Individu tiraillé entre un évident "syndrome du sauveur" (il pense, même s'il le nie, pouvoir sauver tout le monde) du haut de son poste de tir et le besoin de combattre aux côtés de soldats plus exposés, il vit mal le fait d'être surnommé "la Légende", d'être considéré comme un héros. Descendre des toits pour se mêler aux troupes au sol, c'est déjà une volonté de se réintégrer. Mais cet effort est vain : sa réputation est telle qu'il ne peut plus être estimé comme un soldat ordinaire. Et quand il rentre chez lui, qu'un troufion le reconnait et le remercie de l'avoir sauvé, il est embarrassé d'être ainsi identifié.

Le film témoigne aussi du parcours d'Eastwood comme cinéaste : il a commencé à passer derrière la caméra au début des années 1970 alors que toute une génération de réalisateurs émergeait en réfléchissant à la fin du rêve américain. Lui-même n'a cessé de filmé cette déroute du point de vue de losers, de personnages dépassés par leur destin, rattrapés par leur condition, hantés par leurs démons. Il l'a toujours fait sans ostentation, refusant toute esthétique baroque, à l'image de ses héros : il joue du stéréotype pour montrer les dégâts que peuvent provoquer les conventions et les institutions américaines, signant une oeuvre finalement très politique sans que ses longs métrages ne soient des tracts (alors que, dans le même temps, Eastwood n'a jamais caché sa sympathie pour le Parti Républicain).

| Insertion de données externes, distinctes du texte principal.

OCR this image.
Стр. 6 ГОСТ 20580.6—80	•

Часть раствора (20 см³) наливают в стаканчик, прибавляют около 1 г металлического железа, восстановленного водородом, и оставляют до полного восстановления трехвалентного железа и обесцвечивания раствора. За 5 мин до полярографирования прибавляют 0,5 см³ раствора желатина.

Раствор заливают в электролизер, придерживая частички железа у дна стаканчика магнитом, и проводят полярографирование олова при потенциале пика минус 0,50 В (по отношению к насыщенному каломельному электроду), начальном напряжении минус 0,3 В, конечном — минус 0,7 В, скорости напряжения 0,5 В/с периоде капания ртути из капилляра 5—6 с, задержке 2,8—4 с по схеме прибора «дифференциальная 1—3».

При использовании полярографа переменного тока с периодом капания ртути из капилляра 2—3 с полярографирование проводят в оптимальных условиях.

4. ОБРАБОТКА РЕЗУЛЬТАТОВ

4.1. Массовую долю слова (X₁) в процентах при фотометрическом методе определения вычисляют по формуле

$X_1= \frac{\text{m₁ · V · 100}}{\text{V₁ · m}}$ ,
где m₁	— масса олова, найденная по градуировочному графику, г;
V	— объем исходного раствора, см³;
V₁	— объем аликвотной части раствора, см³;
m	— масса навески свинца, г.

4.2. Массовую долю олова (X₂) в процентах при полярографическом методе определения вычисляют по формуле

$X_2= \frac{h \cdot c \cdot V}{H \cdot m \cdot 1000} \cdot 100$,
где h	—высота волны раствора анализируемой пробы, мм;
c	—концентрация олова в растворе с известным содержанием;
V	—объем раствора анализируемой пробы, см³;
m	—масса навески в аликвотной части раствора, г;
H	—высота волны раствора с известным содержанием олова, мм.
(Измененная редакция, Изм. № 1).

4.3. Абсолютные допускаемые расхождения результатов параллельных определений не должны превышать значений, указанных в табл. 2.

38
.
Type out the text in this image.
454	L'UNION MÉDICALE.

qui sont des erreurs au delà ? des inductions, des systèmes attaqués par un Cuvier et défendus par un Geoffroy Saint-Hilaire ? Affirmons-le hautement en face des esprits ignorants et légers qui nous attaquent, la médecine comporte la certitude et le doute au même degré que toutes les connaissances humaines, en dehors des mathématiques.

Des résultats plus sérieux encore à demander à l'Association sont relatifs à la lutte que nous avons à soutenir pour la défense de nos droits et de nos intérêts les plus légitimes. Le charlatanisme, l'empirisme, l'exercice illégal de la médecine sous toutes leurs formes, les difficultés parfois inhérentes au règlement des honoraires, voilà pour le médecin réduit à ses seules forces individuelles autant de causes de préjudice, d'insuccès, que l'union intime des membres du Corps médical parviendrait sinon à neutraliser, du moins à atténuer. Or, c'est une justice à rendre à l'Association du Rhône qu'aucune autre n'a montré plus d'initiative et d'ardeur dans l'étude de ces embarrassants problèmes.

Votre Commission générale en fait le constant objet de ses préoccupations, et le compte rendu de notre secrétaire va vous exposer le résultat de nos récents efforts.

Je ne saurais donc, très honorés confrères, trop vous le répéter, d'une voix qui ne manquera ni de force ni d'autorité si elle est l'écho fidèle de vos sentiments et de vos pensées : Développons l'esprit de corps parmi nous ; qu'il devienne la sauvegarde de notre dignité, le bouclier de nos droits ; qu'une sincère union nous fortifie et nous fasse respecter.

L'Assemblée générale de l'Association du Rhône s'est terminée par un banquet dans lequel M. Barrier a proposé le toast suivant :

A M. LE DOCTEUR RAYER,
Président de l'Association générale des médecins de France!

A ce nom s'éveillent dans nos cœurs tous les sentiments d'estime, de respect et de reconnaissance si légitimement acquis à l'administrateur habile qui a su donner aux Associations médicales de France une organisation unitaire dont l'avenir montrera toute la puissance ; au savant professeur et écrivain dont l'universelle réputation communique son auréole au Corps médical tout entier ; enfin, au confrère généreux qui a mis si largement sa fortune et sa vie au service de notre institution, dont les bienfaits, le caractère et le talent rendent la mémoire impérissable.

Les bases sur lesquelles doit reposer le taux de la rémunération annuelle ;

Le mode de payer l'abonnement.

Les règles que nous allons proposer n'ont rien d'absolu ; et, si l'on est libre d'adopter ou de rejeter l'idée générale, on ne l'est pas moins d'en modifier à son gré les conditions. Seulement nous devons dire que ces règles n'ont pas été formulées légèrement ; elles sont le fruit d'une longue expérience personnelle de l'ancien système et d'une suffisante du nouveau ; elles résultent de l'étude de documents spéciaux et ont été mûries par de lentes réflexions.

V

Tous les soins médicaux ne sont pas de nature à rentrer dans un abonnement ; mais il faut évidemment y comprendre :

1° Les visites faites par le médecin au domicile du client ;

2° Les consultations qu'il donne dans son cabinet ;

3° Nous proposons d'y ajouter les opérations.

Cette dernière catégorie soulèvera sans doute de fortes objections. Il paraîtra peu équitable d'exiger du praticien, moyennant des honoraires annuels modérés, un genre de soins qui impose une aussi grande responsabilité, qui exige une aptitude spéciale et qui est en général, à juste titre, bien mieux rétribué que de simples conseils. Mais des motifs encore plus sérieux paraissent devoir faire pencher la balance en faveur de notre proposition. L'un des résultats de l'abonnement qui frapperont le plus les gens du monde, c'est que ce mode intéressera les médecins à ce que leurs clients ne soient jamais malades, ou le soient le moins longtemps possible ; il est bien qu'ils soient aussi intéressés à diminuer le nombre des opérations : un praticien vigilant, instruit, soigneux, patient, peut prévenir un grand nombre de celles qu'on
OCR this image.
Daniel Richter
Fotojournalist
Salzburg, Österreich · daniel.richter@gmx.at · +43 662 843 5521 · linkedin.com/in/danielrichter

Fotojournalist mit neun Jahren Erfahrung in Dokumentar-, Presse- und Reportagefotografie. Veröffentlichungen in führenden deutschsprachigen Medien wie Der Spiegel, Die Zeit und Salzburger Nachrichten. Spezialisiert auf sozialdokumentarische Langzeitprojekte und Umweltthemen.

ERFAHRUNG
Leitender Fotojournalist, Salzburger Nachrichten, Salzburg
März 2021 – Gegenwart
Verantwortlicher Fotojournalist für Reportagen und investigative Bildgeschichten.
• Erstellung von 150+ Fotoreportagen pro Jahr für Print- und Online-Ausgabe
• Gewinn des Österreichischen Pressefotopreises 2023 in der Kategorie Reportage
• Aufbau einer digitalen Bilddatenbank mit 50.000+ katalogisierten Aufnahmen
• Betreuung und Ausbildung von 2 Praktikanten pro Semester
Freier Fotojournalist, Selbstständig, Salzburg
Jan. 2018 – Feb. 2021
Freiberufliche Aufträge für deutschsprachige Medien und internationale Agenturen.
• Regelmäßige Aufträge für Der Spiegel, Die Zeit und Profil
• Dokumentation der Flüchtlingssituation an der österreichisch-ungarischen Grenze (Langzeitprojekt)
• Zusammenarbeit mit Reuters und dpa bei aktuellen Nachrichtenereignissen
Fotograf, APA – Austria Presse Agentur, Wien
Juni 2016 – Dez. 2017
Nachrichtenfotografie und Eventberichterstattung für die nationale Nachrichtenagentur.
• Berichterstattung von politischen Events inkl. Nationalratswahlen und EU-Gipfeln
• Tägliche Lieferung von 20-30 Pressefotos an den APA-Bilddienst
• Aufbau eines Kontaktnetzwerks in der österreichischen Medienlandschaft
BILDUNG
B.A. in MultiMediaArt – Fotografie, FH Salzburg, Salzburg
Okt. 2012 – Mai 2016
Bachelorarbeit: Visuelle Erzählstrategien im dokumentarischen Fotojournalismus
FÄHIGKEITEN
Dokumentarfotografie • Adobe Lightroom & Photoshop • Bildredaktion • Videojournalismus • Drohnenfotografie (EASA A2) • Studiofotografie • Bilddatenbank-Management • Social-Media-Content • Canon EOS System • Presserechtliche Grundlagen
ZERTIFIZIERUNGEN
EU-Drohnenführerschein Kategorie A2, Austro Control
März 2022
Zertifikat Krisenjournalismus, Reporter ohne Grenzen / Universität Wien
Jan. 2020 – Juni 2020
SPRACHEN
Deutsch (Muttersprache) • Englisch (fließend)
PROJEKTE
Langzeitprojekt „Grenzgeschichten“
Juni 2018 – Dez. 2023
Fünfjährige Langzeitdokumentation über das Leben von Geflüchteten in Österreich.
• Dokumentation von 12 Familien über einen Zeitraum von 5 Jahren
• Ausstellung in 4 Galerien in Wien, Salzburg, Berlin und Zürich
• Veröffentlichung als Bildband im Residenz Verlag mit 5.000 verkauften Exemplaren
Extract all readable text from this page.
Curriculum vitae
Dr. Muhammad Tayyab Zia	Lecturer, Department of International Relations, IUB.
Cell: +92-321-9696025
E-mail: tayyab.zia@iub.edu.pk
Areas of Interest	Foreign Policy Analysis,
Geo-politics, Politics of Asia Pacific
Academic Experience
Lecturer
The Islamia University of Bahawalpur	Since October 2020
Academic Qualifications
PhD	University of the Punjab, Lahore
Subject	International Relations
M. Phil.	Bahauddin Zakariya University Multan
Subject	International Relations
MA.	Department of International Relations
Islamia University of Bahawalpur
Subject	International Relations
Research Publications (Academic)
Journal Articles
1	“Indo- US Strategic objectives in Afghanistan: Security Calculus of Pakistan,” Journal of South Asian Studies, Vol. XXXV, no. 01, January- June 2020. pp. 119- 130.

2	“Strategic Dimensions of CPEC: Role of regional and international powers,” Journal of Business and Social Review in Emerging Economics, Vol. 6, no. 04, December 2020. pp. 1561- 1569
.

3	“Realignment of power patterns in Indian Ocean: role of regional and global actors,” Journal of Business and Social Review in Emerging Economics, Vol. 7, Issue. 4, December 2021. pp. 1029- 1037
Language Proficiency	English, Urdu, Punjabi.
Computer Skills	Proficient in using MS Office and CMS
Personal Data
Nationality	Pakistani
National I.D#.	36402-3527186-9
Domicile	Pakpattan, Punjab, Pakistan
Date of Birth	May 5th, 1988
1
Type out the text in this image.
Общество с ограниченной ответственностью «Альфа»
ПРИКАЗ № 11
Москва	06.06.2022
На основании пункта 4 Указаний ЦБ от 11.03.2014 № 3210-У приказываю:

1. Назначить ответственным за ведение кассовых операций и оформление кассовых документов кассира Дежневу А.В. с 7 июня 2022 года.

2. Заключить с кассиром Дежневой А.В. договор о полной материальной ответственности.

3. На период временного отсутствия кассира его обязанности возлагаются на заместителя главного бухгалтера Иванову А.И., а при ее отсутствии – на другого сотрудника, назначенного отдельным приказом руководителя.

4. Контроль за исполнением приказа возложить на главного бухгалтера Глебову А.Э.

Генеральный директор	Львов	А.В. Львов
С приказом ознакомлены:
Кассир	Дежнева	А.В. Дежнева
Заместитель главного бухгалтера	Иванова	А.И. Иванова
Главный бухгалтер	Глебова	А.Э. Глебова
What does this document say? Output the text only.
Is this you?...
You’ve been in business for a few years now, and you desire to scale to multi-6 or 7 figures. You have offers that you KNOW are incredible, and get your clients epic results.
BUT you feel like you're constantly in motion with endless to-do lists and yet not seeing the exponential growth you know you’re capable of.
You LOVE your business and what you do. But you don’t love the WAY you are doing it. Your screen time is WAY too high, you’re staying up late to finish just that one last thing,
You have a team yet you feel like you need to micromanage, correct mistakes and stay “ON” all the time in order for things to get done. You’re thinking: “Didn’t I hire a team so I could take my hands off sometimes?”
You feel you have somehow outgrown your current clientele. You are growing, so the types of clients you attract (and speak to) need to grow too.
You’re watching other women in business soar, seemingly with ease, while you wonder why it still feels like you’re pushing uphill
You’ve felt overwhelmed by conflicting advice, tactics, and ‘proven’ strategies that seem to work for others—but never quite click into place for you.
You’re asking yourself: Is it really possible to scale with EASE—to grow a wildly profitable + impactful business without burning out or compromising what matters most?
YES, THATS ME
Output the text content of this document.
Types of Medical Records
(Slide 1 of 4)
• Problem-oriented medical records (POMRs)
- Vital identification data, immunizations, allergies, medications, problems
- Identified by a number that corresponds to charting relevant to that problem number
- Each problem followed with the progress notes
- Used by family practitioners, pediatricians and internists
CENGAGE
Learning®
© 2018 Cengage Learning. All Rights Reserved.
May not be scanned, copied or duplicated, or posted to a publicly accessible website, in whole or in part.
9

Les personnages d'Eastwood, qu'il a joués hier et filmés autrefois comme aujourd'hui, sortent de l'ombre, de la solitude, mais ce côté déjà mort leur donne du courage, une inconscience, une direction. Il leur faut triompher du plan, du déterminisme, pour exister. S'ils n'y parviennent pas, ils meurent. C'est ce qu'illustre le parcours de Kyle, fabuleusement incarné par un Bradley Cooper transfiguré (lesté de plusieurs dizaines de kilos, barbu, il en impose, et compose avec une sobriété digne de son metteur en scène) : d'abord observateur, sans cesse en train de régler le viseur de son fusil, scrutant chaque centimètre autour de lui, il résiste à admettre à quel point la guerre, la mort, le changent profondément et bouleversent sa vie de famille. Pour tenter d'échapper à cette bulle mentale, il quitte son propre champ de vision et se joint aux simples soldats sur le terrain, semblant alors trouver un certain équilibre. De la même manière, quand il rentre chez lui, il est moins un époux et un père de famille qu'un spectre, inerte devant sa télé éteinte, le regard vide mais les oreilles bourdonnant de cris et de détonations.

La tragédie absurde de ce héros le verra tué non pas par un ennemi mais un vétéran. Eastwood choisit judicieusement de ne pas montrer sa mort, le générique de fin défile sur des images d'archives de l'enterrement en grandes pompes de Chris Kyle après qu'un carton ait mentionné les circonstances de son décès en une simple phrase. Une ultime mise en scène pour dire qu'un héros ne connait jamais de fin heureuse et, au-delà, renvoie à cette phrase d'Aragon : "malheureux le pays qui a besoin de héros."